Com base no argumento de não ser um movimento de moradia, mas um movimento que se organiza a partir da moradia e através da análise sobre o processo de reestruturação produtiva do capital, o MTST reivindica o território como espaço de organização não substituindo o setor de trabalho, mas partindo de uma crítica dos limites das estruturas sindicais nesta atual fase do capitalismo. A organização reivindica a periferia como espaço potencial de formação de identidade de classe e de unificação da luta política dos trabalhadores urbanos.

A periferia sempre foi um espaço de resistência onde o sistema capitalista age para segregar espacialmente os mais pobres, mas também onde os mais pobres conseguem estabelecer relações comunitárias, que trazem a possibilidade da solidariedade entre os sujeitos que compartilham o mesmo espaço, por mais que tenham sua vida material e subjetiva extremamente pautada pela lógica do valor de troca da mercadoria. São nas periferias urbanas do Brasil que também acontecem ações de extermínio da juventude pobre, negra ou indígena, promovido em grande parte pela exclusão social e racismo institucional por parte do Estado Brasileiro e seu braço armado, a instituição polícia militar. (Relato de entrevista com Guilherme Boulos, direção nacional do MTST, 2017)

O movimento não teve pressa em expandir-se para outros Estados e tinha o cuidado de não repetir o mesmo erro que muitos movimentos sociais cometem, de abrir mão dos princípios para poder aglutinar lideranças com outros interesses de classe.

Essas organizações estabelecem uma relação de trocas comercial com os ocupantes, geralmente exigindo uma mensalidade, e funcionando como uma empresa mediadora de conflitos com o Estado, por isso somos bastante criteriosos para a fundação do MTST em outros Estados (relato de entrevista, José Afonso coordenador nacional, 2017)

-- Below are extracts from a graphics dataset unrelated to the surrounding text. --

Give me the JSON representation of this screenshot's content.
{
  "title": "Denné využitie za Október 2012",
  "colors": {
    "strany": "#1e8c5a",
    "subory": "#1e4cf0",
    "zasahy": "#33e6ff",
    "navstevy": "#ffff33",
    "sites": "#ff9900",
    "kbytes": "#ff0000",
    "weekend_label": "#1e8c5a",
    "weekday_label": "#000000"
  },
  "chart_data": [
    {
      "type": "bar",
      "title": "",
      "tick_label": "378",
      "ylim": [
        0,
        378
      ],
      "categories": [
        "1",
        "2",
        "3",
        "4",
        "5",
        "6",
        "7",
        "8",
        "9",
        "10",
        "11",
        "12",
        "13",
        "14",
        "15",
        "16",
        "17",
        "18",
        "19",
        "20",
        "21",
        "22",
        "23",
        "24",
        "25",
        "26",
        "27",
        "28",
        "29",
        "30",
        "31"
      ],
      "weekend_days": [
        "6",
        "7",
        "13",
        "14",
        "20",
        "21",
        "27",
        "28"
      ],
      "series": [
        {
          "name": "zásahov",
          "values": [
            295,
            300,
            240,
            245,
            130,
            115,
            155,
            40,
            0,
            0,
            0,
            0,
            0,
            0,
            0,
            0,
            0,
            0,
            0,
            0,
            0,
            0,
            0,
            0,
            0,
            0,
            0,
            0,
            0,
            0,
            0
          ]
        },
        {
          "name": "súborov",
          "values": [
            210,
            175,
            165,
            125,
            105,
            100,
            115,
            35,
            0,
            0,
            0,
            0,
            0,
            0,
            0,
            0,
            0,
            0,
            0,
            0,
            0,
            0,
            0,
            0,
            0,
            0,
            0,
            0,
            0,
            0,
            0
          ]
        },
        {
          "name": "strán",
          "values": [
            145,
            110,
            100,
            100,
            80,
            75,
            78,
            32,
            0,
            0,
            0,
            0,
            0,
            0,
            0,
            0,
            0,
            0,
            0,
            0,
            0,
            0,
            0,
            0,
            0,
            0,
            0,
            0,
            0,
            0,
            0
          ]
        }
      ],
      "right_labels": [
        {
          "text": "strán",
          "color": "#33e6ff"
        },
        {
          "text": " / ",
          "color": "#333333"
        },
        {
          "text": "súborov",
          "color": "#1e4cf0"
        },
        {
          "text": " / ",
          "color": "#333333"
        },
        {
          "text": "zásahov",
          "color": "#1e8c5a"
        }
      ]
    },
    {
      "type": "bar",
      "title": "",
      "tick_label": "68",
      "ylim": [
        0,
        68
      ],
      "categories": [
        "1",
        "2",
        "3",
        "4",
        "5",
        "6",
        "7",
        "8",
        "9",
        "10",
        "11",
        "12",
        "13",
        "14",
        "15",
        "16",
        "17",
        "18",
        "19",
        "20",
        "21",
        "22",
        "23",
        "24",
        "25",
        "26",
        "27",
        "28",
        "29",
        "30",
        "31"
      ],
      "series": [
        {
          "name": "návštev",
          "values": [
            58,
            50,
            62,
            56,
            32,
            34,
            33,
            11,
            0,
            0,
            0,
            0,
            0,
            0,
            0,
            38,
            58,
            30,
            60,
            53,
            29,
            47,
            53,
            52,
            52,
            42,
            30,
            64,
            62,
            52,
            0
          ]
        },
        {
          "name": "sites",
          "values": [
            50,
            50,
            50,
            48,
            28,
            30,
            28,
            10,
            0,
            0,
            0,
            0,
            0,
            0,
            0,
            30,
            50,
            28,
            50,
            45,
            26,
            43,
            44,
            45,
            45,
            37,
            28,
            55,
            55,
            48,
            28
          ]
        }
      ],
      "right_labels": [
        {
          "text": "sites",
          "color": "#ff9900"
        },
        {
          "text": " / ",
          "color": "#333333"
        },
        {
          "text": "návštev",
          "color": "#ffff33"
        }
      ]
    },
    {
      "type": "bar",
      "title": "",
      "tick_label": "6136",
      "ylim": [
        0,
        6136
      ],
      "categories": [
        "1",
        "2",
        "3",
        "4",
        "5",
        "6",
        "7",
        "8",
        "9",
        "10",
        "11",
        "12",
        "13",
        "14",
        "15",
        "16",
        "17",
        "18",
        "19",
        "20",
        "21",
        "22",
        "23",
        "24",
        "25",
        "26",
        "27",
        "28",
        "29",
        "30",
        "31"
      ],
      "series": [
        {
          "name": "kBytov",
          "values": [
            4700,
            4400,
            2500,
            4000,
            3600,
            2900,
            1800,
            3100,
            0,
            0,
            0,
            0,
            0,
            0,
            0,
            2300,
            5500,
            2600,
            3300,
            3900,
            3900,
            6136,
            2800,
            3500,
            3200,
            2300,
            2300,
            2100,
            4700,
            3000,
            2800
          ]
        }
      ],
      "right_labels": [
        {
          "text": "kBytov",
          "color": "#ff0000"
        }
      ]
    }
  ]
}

A nacionalização do movimento ocorreu oficialmente em setembro de 2009, com o I Encontro Nacional do MTST que reuniu representantes de sete estados: Pará, Roraima, Amazonas, Pernambuco, Rio de Janeiro, São Paulo e Distrito Federal. Antes disso, diversas ações unificadas e tentativas de diálogo com outros movimentos tinham sido realizadas até a unificação e construção da ferramenta MTST, a partir de uma carta de princípios (GOULART, 2011).

O MTST tem como seu maior objetivo a luta contra o capital e o Estado que representa os interesses capitalistas. Sabemos que na atual forma de organização social não há espaço para a realização dos interesses da maioria, os trabalhadores. Tudo é transformado em mercadoria, inclusive os nossos direitos. Apenas uma

minoria tem acesso a condições dignas de vida. E o Estado atende exatamente a esta minoria. Por isso nossa luta é muito mais ampla do que a conquista de um pedaço de terra. Mas é preciso um intenso e longo acúmulo de forças para atingirmos nossos objetivos principais. Todas nossas ações devem estar voltadas para fortalecer nosso caminho rumo a estes objetivos. Isso significa ampliar nossa referência nas periferias urbanas, nosso número de militantes, nossas conquistas, nossa capacidade de mobilização, dentre muitos outros fatores (MTST, 2017).

Para além da moradia, do direito à cidade o MTST cria e executa outas formas de sociabilidade que possam promover condições dignas de vida.